Federal contractors and ­employers subject to EEO-1 disclosure ­requirements should consider an analysis based on establishment to determine what the employer's response will be in the event the Equal Employment Opportunity Commission or Office of Federal Contract Compliance Programs focuses on a particular location based on data submitted through the EEO-1 report.

Given the breadth of the EEO-1 job categories, employers should not make pay adjustments based solely on the results of this general analysis.

If disparities are discovered, employers should dig deeper to determine if they can be explained by nondiscriminatory factors.

California, Maryland, Massachusetts and New York employers should conduct state-based analyses that consider state equal pay law particularities.

Employers should also consider analyses of non-U.S. locations, particularly in the U.K., where certain pay disclosures will be required.

In conducting these analyses, it is important to ensure that the right data is analyzed. A proper analysis involves carefully identifying the proper comparator pools, as well as any legitimate factors that may explain pay disparities.

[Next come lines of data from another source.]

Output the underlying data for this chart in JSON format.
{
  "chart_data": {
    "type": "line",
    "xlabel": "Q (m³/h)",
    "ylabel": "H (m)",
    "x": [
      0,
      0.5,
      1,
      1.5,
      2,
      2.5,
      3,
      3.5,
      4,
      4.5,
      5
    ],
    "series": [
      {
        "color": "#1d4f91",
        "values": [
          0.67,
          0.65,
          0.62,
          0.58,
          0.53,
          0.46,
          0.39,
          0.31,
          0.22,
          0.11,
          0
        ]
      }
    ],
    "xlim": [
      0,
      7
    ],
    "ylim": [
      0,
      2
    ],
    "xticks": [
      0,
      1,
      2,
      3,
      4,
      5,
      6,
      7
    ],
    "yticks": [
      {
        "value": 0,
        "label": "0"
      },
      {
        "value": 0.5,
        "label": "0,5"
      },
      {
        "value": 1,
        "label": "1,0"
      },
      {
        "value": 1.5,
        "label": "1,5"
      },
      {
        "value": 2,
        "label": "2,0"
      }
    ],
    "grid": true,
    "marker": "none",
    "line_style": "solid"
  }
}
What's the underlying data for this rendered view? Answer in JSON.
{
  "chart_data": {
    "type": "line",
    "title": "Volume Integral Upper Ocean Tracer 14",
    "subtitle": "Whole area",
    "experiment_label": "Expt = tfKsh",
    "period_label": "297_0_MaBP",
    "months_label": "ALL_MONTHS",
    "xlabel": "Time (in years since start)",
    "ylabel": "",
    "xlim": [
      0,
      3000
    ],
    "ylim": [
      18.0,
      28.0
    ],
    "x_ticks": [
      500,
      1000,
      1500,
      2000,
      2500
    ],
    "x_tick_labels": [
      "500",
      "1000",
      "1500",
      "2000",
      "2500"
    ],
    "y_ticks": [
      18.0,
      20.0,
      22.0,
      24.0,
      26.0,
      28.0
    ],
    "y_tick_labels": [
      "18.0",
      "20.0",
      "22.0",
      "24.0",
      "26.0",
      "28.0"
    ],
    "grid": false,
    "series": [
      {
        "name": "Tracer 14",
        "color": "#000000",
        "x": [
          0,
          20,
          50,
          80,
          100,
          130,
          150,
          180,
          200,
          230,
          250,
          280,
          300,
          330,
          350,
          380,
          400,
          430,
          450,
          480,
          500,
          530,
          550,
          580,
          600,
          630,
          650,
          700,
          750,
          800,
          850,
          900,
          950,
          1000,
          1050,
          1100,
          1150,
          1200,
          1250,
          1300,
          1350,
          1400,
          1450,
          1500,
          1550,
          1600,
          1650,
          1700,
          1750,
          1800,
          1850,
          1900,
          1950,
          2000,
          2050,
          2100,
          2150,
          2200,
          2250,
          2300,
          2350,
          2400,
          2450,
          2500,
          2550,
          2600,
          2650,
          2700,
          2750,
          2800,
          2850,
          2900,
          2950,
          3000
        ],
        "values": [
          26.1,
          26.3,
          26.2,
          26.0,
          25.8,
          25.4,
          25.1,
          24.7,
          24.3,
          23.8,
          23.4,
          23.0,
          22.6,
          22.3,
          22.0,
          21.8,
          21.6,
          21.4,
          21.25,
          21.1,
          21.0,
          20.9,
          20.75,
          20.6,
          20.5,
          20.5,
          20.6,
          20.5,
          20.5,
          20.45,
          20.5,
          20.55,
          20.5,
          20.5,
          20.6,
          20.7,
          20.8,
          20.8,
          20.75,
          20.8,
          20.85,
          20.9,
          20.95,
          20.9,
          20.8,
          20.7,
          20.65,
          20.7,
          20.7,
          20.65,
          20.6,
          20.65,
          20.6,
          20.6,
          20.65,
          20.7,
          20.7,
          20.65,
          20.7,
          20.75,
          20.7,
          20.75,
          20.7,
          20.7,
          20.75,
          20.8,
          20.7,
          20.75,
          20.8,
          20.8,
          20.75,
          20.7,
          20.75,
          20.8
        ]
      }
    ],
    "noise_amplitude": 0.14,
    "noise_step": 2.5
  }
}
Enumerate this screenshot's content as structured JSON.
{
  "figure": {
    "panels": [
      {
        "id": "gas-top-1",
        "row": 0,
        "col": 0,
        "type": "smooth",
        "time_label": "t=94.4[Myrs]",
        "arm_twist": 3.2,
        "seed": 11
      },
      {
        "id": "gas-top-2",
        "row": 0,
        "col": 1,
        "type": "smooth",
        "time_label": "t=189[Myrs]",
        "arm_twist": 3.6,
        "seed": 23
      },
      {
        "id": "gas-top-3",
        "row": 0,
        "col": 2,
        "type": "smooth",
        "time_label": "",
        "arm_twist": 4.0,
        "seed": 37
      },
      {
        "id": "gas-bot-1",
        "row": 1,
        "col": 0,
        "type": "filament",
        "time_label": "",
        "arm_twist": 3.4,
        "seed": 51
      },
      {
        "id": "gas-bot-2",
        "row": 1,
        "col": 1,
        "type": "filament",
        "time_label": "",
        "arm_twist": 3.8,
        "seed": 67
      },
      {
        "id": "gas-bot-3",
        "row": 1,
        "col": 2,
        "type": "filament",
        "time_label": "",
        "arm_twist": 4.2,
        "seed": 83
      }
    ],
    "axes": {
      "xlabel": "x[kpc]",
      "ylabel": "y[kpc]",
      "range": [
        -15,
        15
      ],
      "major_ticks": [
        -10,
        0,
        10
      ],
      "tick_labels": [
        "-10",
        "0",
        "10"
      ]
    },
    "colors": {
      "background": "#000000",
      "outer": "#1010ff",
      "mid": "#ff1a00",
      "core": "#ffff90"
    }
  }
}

Legal counsel should direct these analyses to establish appropriate privilege over the analyses and any related communications. Counsel may also engage statistical experts, where appropriate, to address more nuanced issues.

Pay decisions are often highly individualized, and careful evaluation of the results of any analyses is crucial for understanding and mitigating potential risk for future pay claims in this uncharted territory.

California-based Orrick, Herrington & Sutcliffe partners Lauri Damrell and Jessica Perry specialize in employment law. Damrell serves on a state commission on the status of women and girls. Perry is deputy leader of the firm’s litigation practice.